You misunderstand me I think. Im not saying the movies were diabolical. Call to Arms wasnt bad and Thirdspace would have been a decent enough episode (personally Id say it was NOT movie material). But my point really was some people seem to be of the slightly zealotish oppinion that 'JMS can do no wrong' and if he said something ever, it couldnt possibly be wrong ;)

Taran said:
And as for the episodes, well, I argue it away being that not every day in anyone's life is going to be movie material. Some days are going to suck and fel like they were written by a 2nd-rate hack, as far as plot goes. Other days will be momentous and important and written by David Weber. Babylon 5 did a good job of showing this and it helped keep the show feeling "real".

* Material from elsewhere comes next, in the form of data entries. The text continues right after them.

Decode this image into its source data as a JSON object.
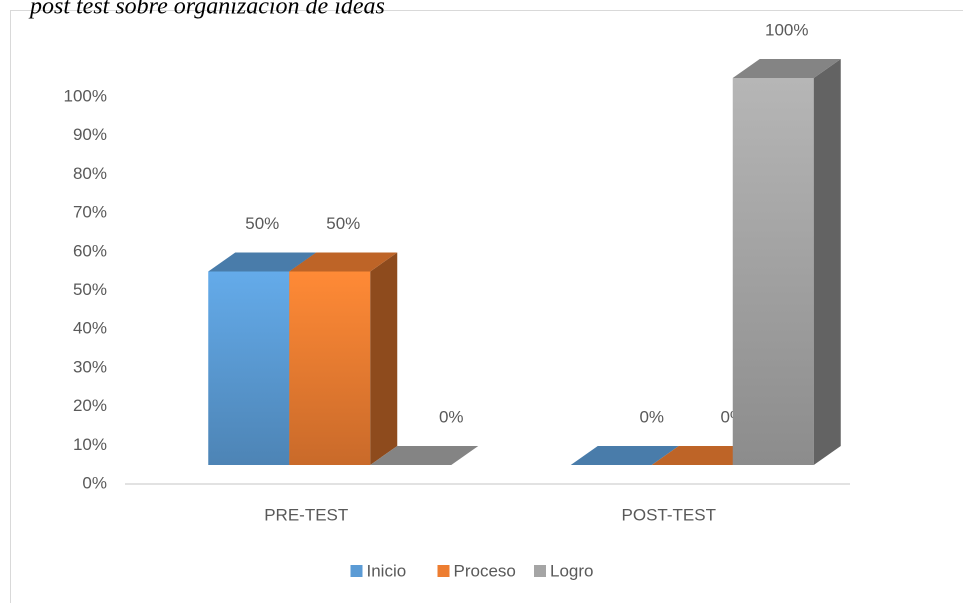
{
  "caption": "post test sobre organización de ideas",
  "chart_data": {
    "type": "bar3d",
    "categories": [
      "PRE-TEST",
      "POST-TEST"
    ],
    "series": [
      {
        "name": "Inicio",
        "color": "#5b9bd5",
        "values": [
          50,
          0
        ],
        "value_labels": [
          "50%",
          "0%"
        ]
      },
      {
        "name": "Proceso",
        "color": "#ed7d31",
        "values": [
          50,
          0
        ],
        "value_labels": [
          "50%",
          "0%"
        ]
      },
      {
        "name": "Logro",
        "color": "#a5a5a5",
        "values": [
          0,
          100
        ],
        "value_labels": [
          "0%",
          "100%"
        ]
      }
    ],
    "ylim": [
      0,
      100
    ],
    "yticks": [
      {
        "value": 0,
        "label": "0%"
      },
      {
        "value": 10,
        "label": "10%"
      },
      {
        "value": 20,
        "label": "20%"
      },
      {
        "value": 30,
        "label": "30%"
      },
      {
        "value": 40,
        "label": "40%"
      },
      {
        "value": 50,
        "label": "50%"
      },
      {
        "value": 60,
        "label": "60%"
      },
      {
        "value": 70,
        "label": "70%"
      },
      {
        "value": 80,
        "label": "80%"
      },
      {
        "value": 90,
        "label": "90%"
      },
      {
        "value": 100,
        "label": "100%"
      }
    ],
    "legend": "bottom"
  }
}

And again, I wasnt saying that the episodes without the major battles and the like were the bad ones. Indeed some of my favourite episodes ARE the everyday life ones. That doesnt negate the fact that there were SOME epsisodes that were just plain bad ;)
 
Lord David the Denied said:
I believe it's called Saganami Island Tactical Simulator, and uses models on stands with varying heights to simulate movement in the third dimension. Apparently it's extremely detailed and faithful to the source material.

And it now comes with miniatures. Oh my aching wallet...
 
Might want to wait for a bit - SITS is head-achingly hard to figure out, by all accounts!

Ad Astra (the company who make SITS) are working on a more cinematic game engine called Squadron Strike, and in theory they may do an Honorverse adaptation of it (SITS is based on a game called Attack Vector: Tactical).

No confirmation either way on that account.


(They do seem to have some cool fleet sourcebooks for the Manticorans and the PLN, though!)
 
Nerroth said:
Might want to wait for a bit - SITS is head-achingly hard to figure out, by all accounts!

Ad Astra (the company who make SITS) are working on a more cinematic game engine called Squadron Strike, and in theory they may do an Honorverse adaptation of it (SITS is based on a game called Attack Vector: Tactical).

No confirmation either way on that account.


(They do seem to have some cool fleet sourcebooks for the Manticorans and the PLN, though!)

It's just PN. Peopla's Navy. And it Should be complicated.
 
The folks at AOG did do some excellent research into their ship designs when they could..... they always went back and forth trying to keep with stuff folks would find in the show, random technical details from various published b5 sources that were available back in the day, and best of all was that some of AOG's folks were able to view the actual ship models used in the show which they studies to determine proper weapon/hull placement as well as to help count numbers of weapons..... course lot of ships in the show just never had visible gun ports and stuff seemed to just fly out of nowhere sometimes.